Y se dijo: su sentido es «¡ay de ti!»; y de ello es el dicho de al-Ḫansāʾ:

Me propuse, por mí misma, todas las preocupaciones *** ¡más me vale a mí misma, más me vale a ella!

Me impondré a mí misma una “āla”[15645]*** o bien en contra de ella, o bien a favor de ella.
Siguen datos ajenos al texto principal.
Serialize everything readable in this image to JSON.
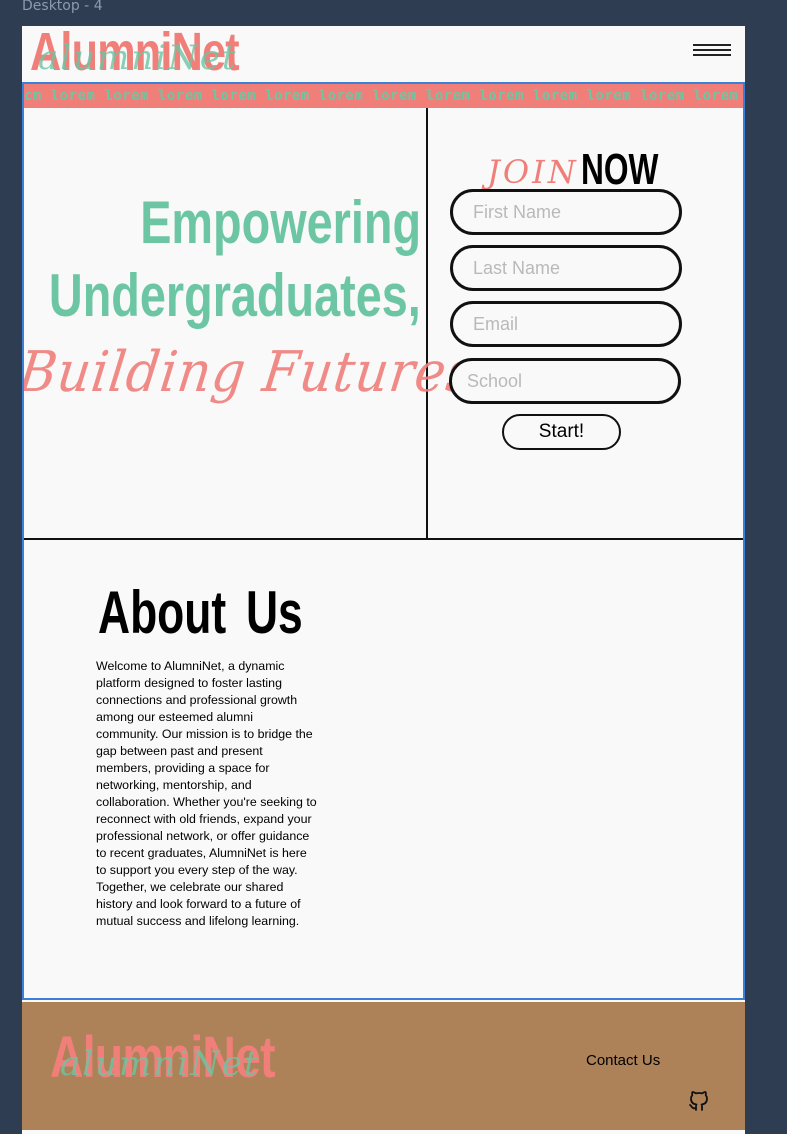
{
  "canvas": {
    "frame_label": "Desktop - 4"
  },
  "header": {
    "logo_text": "AlumniNet",
    "logo_script": "alumniNet",
    "menu_icon": "hamburger-icon"
  },
  "ticker": {
    "text": "cm lorem lorem lorem lorem lorem lorem lorem lorem lorem lorem lorem lorem lorem lorem lorem lorem lorem lorem lorem lo"
  },
  "hero": {
    "line1": "Empowering",
    "line2": "Undergraduates,",
    "script": "Building Futures"
  },
  "join": {
    "script": "JOIN",
    "now": "NOW",
    "first_name_placeholder": "First Name",
    "last_name_placeholder": "Last Name",
    "email_placeholder": "Email",
    "school_placeholder": "School",
    "start_label": "Start!"
  },
  "about": {
    "title": "About Us",
    "body": "Welcome to AlumniNet, a dynamic platform designed to foster lasting connections and professional growth among our esteemed alumni community. Our mission is to bridge the gap between past and present members, providing a space for networking, mentorship, and collaboration. Whether you're seeking to reconnect with old friends, expand your professional network, or offer guidance to recent graduates, AlumniNet is here to support you every step of the way. Together, we celebrate our shared history and look forward to a future of mutual success and lifelong learning."
  },
  "footer": {
    "logo_text": "AlumniNet",
    "logo_script": "alumniNet",
    "contact_label": "Contact Us",
    "github_icon": "github-icon"
  },
  "colors": {
    "coral": "#f07f7a",
    "mint": "#6cc6a4",
    "footer_brown": "#ad8259",
    "canvas_bg": "#2e3d52",
    "selection_blue": "#3b7fd6"
  }
}
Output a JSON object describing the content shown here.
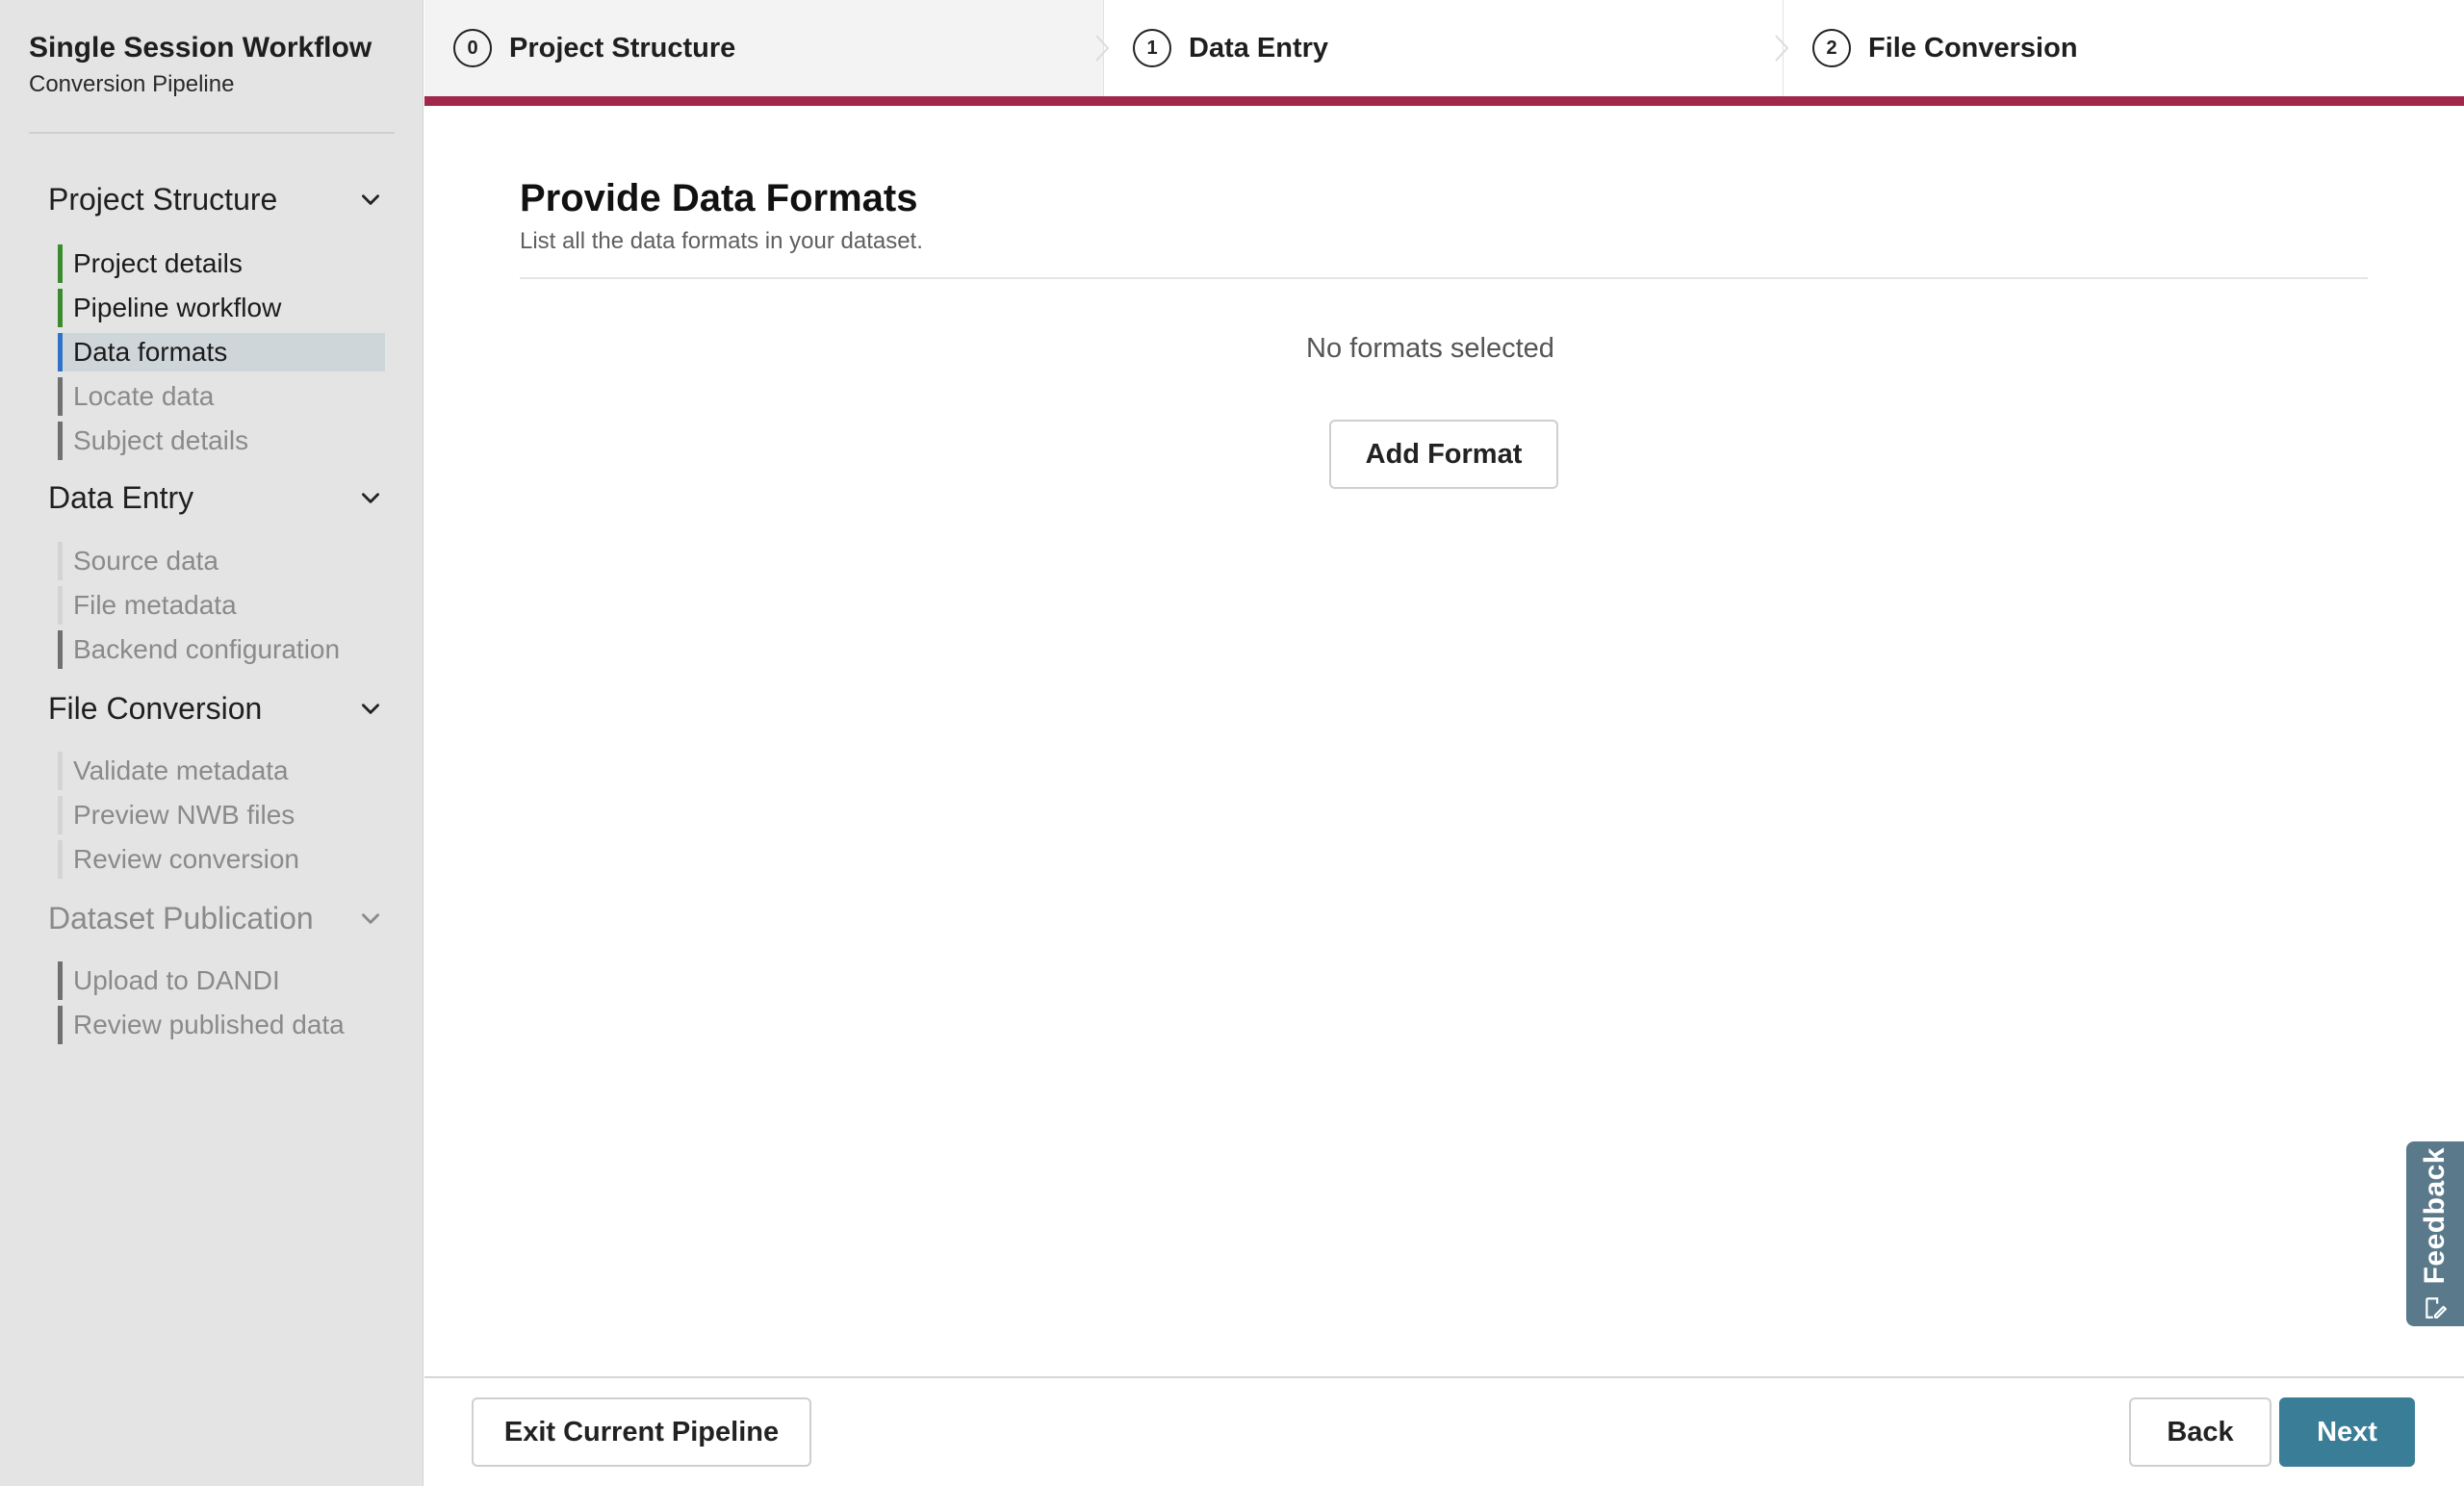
{
  "sidebar": {
    "title": "Single Session Workflow",
    "subtitle": "Conversion Pipeline",
    "sections": [
      {
        "title": "Project Structure",
        "items": [
          {
            "label": "Project details",
            "state": "done"
          },
          {
            "label": "Pipeline workflow",
            "state": "done"
          },
          {
            "label": "Data formats",
            "state": "active"
          },
          {
            "label": "Locate data",
            "state": "pending"
          },
          {
            "label": "Subject details",
            "state": "pending"
          }
        ]
      },
      {
        "title": "Data Entry",
        "items": [
          {
            "label": "Source data",
            "state": "locked"
          },
          {
            "label": "File metadata",
            "state": "locked"
          },
          {
            "label": "Backend configuration",
            "state": "pending"
          }
        ]
      },
      {
        "title": "File Conversion",
        "items": [
          {
            "label": "Validate metadata",
            "state": "locked"
          },
          {
            "label": "Preview NWB files",
            "state": "locked"
          },
          {
            "label": "Review conversion",
            "state": "locked"
          }
        ]
      },
      {
        "title": "Dataset Publication",
        "items": [
          {
            "label": "Upload to DANDI",
            "state": "pending"
          },
          {
            "label": "Review published data",
            "state": "pending"
          }
        ]
      }
    ]
  },
  "steps": [
    {
      "number": "0",
      "label": "Project Structure"
    },
    {
      "number": "1",
      "label": "Data Entry"
    },
    {
      "number": "2",
      "label": "File Conversion"
    }
  ],
  "main": {
    "title": "Provide Data Formats",
    "description": "List all the data formats in your dataset.",
    "empty_message": "No formats selected",
    "add_button": "Add Format"
  },
  "footer": {
    "exit_label": "Exit Current Pipeline",
    "back_label": "Back",
    "next_label": "Next"
  },
  "feedback": {
    "label": "Feedback"
  },
  "colors": {
    "progress": "#a1284a",
    "done": "#3c8a2e",
    "active": "#2f73c9",
    "next_button": "#3a7d96"
  }
}
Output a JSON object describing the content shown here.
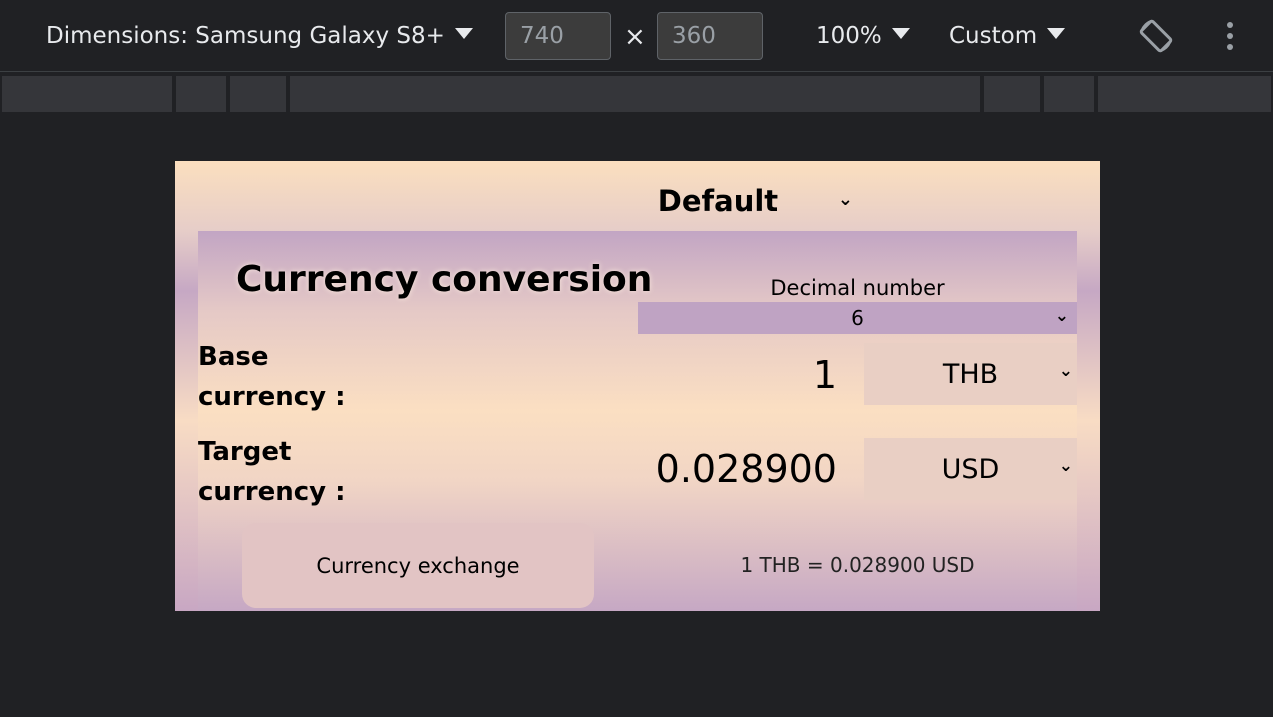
{
  "devtools": {
    "dimensions_label": "Dimensions: Samsung Galaxy S8+",
    "width": "740",
    "height": "360",
    "times": "×",
    "zoom": "100%",
    "throttle": "Custom",
    "rotate_icon": "rotate-icon",
    "more_icon": "more-vert-icon",
    "accent": "#202124"
  },
  "app": {
    "theme_value": "Default",
    "title": "Currency conversion",
    "decimal": {
      "label": "Decimal number",
      "value": "6"
    },
    "base": {
      "label_line1": "Base",
      "label_line2": "currency :",
      "amount": "1",
      "currency": "THB"
    },
    "target": {
      "label_line1": "Target",
      "label_line2": "currency :",
      "amount": "0.028900",
      "currency": "USD"
    },
    "exchange_button": "Currency exchange",
    "result": "1 THB = 0.028900 USD",
    "colors": {
      "peach": "#fbdfbf",
      "lavender": "#c2a5c4"
    }
  }
}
La “āla”: el estado (la condición). Y la “āla”: también el lecho (féretro) sobre el que se lleva al difunto. Y según esta interpretación se dijo: es de lo invertido (al-maqlūb), como si se hubiera dicho: «awīl»; luego se pospuso la letra débil. El sentido sería: ¡ay de ti en vida; y ay de ti en muerte; y ay de ti el día de la Resurrección; y ay de ti el día en que entres en el Fuego! Y esta reiteración[15646] es como cuando dijo: «para ti, los ayes, pues eres marǧalī», es decir: para ti el ay, luego el ay, luego el ay. Y se consideró débil esta opinión. Y se dijo: su sentido es: el vituperio te corresponde; «awlā», por haberlo omitido; pero es frecuente en el habla y por eso se elide. Y se dijo: el sentido es: tú eres más merecedor y más digno de este castigo. Y dijo Abū al-ʿAbbās Aḥmad ibn Yaḥyà: al-Aṣmaʿī dijo: «awlā», en el habla de los árabes, significa la proximidad de la perdición; como si dijera: ya has quedado a la vera de la perdición, ya te has acercado a la perdición. Su origen procede de al-walī, que es la cercanía. Dijo Dios —Altísimo sea—: «¡Oh, creyentes! Combatid a los que os son contiguos de entre los incrédulos» [al-Tawba: 123], es decir: los que están cerca de vosotros. Y al-Aṣmaʿī recitó:

Y más le vale que le corresponda el walāʾ

es decir: estuvo a punto de corresponderle. Y recitó también:

¡Más le vale a quien se le han agitado (las penas) que se consuma!

es decir: su dueño ya se ha acercado[15647] a la consunción (al-kamad). Y Abū al-ʿAbbās Ṯaʿlab solía aprobar la opinión de al-Aṣmaʿī y decía: «No hay nadie que explique como la explicación de al-Aṣmaʿī». Al-Naḥḥās: los árabes dicen «awlā laka»: estuviste a punto de perecer y luego escapaste; y como si su estimación fuera: «awlā laka wa-awlā bika al-halka». Al-Mahdawī dijo: y «awlā» no es (afʿal min-ka), sino que es el predicado de un sujeto elidido; como si dijera: la amenaza le corresponde más que a otro, porque Abū Zayd[15648] ha transmitido: «awlāta al-ān»: cuando amenazan. La entrada de la marca de femenino es prueba de que no es así. Y «laka» es predicado de «awlā». Y «awlā» no declina porque se convirtió en nombre propio de la amenaza, quedando como un hombre llamado Aḥmad. Y se dijo: la reiteración en ello es con el sentido de: se te impone por tu primera mala obra, luego por la segunda, la tercera y la cuarta, como ya se indicó.

Notas y Referencias

[15644] En Z, K, L: «una noche».

[15645] En A: «ʿalà ʾala» con fatḥa y šadda; y es la lanza. Lo correcto es «āla», es decir, estado (condición).

[15646] Es Imruʾ al-Qays, y el verso completo es: Y el día que entré en el pabellón, el pabellón de ʿUnayza *** ella dijo: «para ti, los ayes; ciertamente eres marǧalī».

[15647] «min»: omitida en los ejemplares base.

[15648] En (Lisān: w-l-y) se atribuyó la transmisión a Ibn Ŷinnī. Dijo: Ibn Ŷinnī transmitió: «awlāta al-ān, fa-anta awlā». Dijo: y esto indica que es un nombre, no un verbo.